The elaboration of anti-breast cancer agents targeting EGFR represents a promising strategy in medicinal chemistry. Consequently, under optimized Cu(I)-catalyzed click synthesis, a new library of 1,4-disubstituted 1,2,3-triazoles-based benzo[d]thiazole scaffold carrying benzamide and/or benzoate tethers 5a-t was designed, synthesized, and characterized by appropriate spectral techniques. They were also screened for their in vitro anti-cancer activity against a panel of cancer cell lines, breast (T47D), prostate (PC3), lung (A549), and colon (HCT116) human cancer, along with normal fibroblast cells.
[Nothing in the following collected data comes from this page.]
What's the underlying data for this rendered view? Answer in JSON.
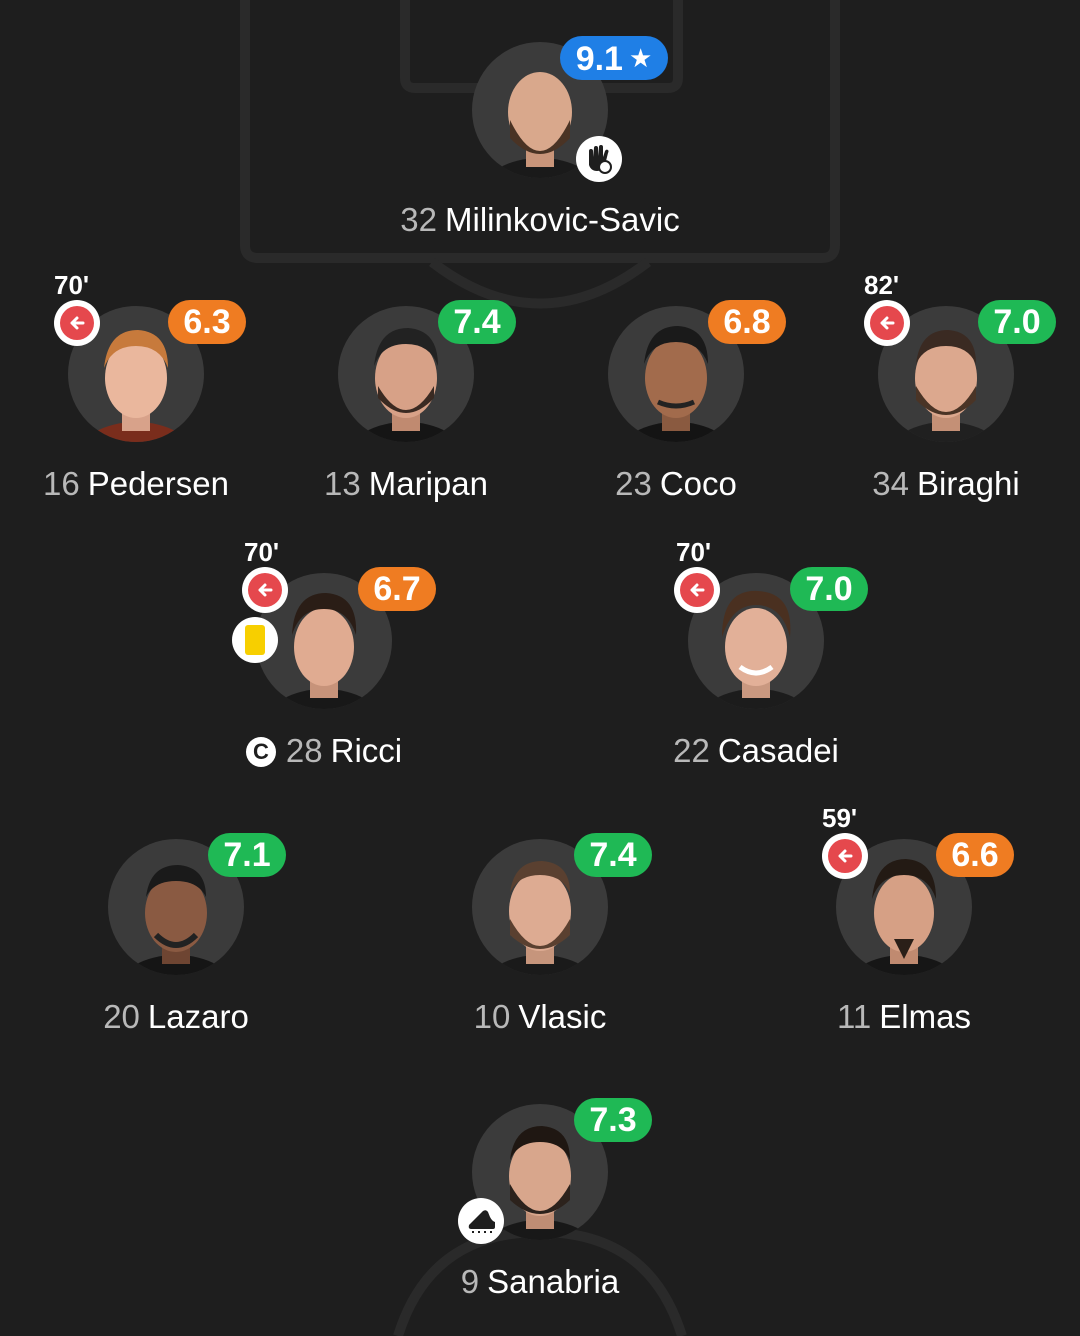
{
  "colors": {
    "background": "#1e1e1e",
    "pitch_lines": "#2a2a2a",
    "rating_green": "#1fb955",
    "rating_orange": "#ef7c22",
    "rating_blue": "#1f7fe6",
    "sub_red": "#e5484d",
    "yellow_card": "#f7cf00"
  },
  "players": [
    {
      "number": "32",
      "name": "Milinkovic-Savic",
      "rating": "9.1",
      "rating_color": "blue",
      "star_icon": "star-icon",
      "badge_icon": "goalkeeper-glove-icon"
    },
    {
      "number": "16",
      "name": "Pedersen",
      "rating": "6.3",
      "rating_color": "orange",
      "sub_time": "70'",
      "sub_icon": "substitution-out-arrow-icon"
    },
    {
      "number": "13",
      "name": "Maripan",
      "rating": "7.4",
      "rating_color": "green"
    },
    {
      "number": "23",
      "name": "Coco",
      "rating": "6.8",
      "rating_color": "orange"
    },
    {
      "number": "34",
      "name": "Biraghi",
      "rating": "7.0",
      "rating_color": "green",
      "sub_time": "82'",
      "sub_icon": "substitution-out-arrow-icon"
    },
    {
      "number": "28",
      "name": "Ricci",
      "rating": "6.7",
      "rating_color": "orange",
      "sub_time": "70'",
      "sub_icon": "substitution-out-arrow-icon",
      "card": "yellow-card",
      "captain_mark": "C"
    },
    {
      "number": "22",
      "name": "Casadei",
      "rating": "7.0",
      "rating_color": "green",
      "sub_time": "70'",
      "sub_icon": "substitution-out-arrow-icon"
    },
    {
      "number": "20",
      "name": "Lazaro",
      "rating": "7.1",
      "rating_color": "green"
    },
    {
      "number": "10",
      "name": "Vlasic",
      "rating": "7.4",
      "rating_color": "green"
    },
    {
      "number": "11",
      "name": "Elmas",
      "rating": "6.6",
      "rating_color": "orange",
      "sub_time": "59'",
      "sub_icon": "substitution-out-arrow-icon"
    },
    {
      "number": "9",
      "name": "Sanabria",
      "rating": "7.3",
      "rating_color": "green",
      "badge_icon": "football-boot-icon"
    }
  ]
}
Notably, the hybrid triazoles, 5p, 5s, and 5t emerged as the most potent candidates, especially against T47D, with IC50 values of 15, 26, and 28 µM, respectively. Compound 5p significantly induced apoptosis in T47D by 27.3-fold, causing total apoptosis of 19.39% compared to 0.71%, arresting cell proliferation at the G2/M phase. Regarding the EGFR as the molecular target, among the tested compounds, 5p significantly inhibited the EGFR by 96.8%, with an IC50 value of 65.6 nM, compared to Erlotinib, having an IC50 value of 84.1 nM. Compound 5p inhibited PI3K/AKT/mTOR with the EGFR-dependent signaling pathway with IC50 values of 4.98 µM, 0.21 µM, and 0.49 nM, respectively, compared to their reference inhibitors. Finally, the molecular docking study highlighted the binding mode disposition and binding interactions with the key amino acids as a promising EGFR inhibitor.